A giant seagoing turtle that was rescued from a beach in the US in May, and named after Florence Nightingale, has been released back into the ocean after a full recovery from injury.
As previously reported by Nursing Times, the turtle was found stranded and with chronic debilitation on a beach in Florida.
It was taken to the Loggerhead Marinelife Center (LMC), which rehabilitates sea turtles from rescue to release.
Staff there told Nursing Times that they wanted to recognise the efforts of nurses everywhere in tackling the coronavirus pandemic by naming their sea turtle patient “Nightingale”.
As well as the profession’s key role against Covid-19, they said they also wanted to mark 2020 as the International Year of the Nurse and Midwife and to honour Florence Nightingale’s 200th birthday.

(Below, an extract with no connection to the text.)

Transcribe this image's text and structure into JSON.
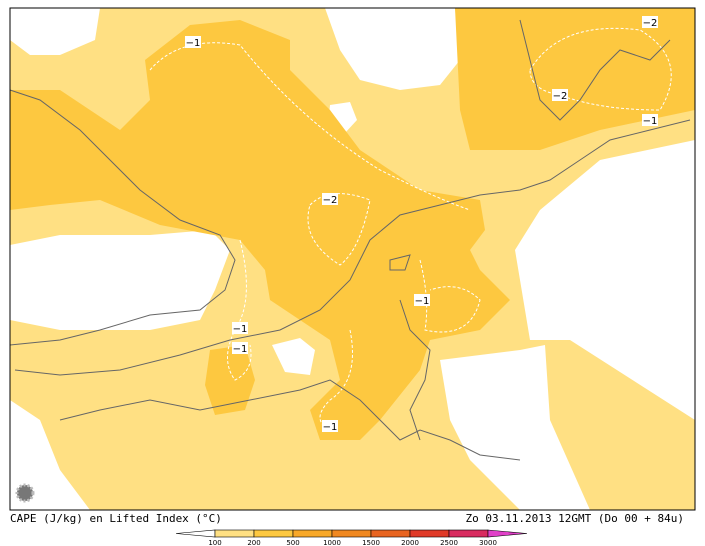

The centre got back in touch with Nursing Times this month to reveal that Nightingale was being released back into the ocean after successful treatment lasting for nearly four months.
The happy event took place on 10 September on Florida’s Juno Beach, behind the Loggerhead Marinelife Center, with the release captured on video through the use of a drone with a camera.
Dr Charlie Manire, LMC’s director of research and rehabilitation, said: “It came naturally to name this sea turtle patient ‘Nightingale’ to honour the 200th anniversary of Florence Nightingale’s birthday and the frontline workers who followed in her footsteps to serve during Covid-19.
“It’s also somewhat poetic, too, considering we took in this patient at the peak of the pandemic and now we’ve released ‘Nightingale’ at a time when there’s a glimmer of hope for a vaccine.”
The juvenile sea turtle was found with chronic debilitation resulting from long-term starvation and was treated with parenteral nutrition, including antibiotics and fluids.
The original problem could be caused by a parasite that led to huge ulcers in the colon, which blocked the absorption of nutrients from the gastrointestinal tract, or by a mechanical blockage of the tract, such as when a large fishing hook might get lodged in the oesophagus for months.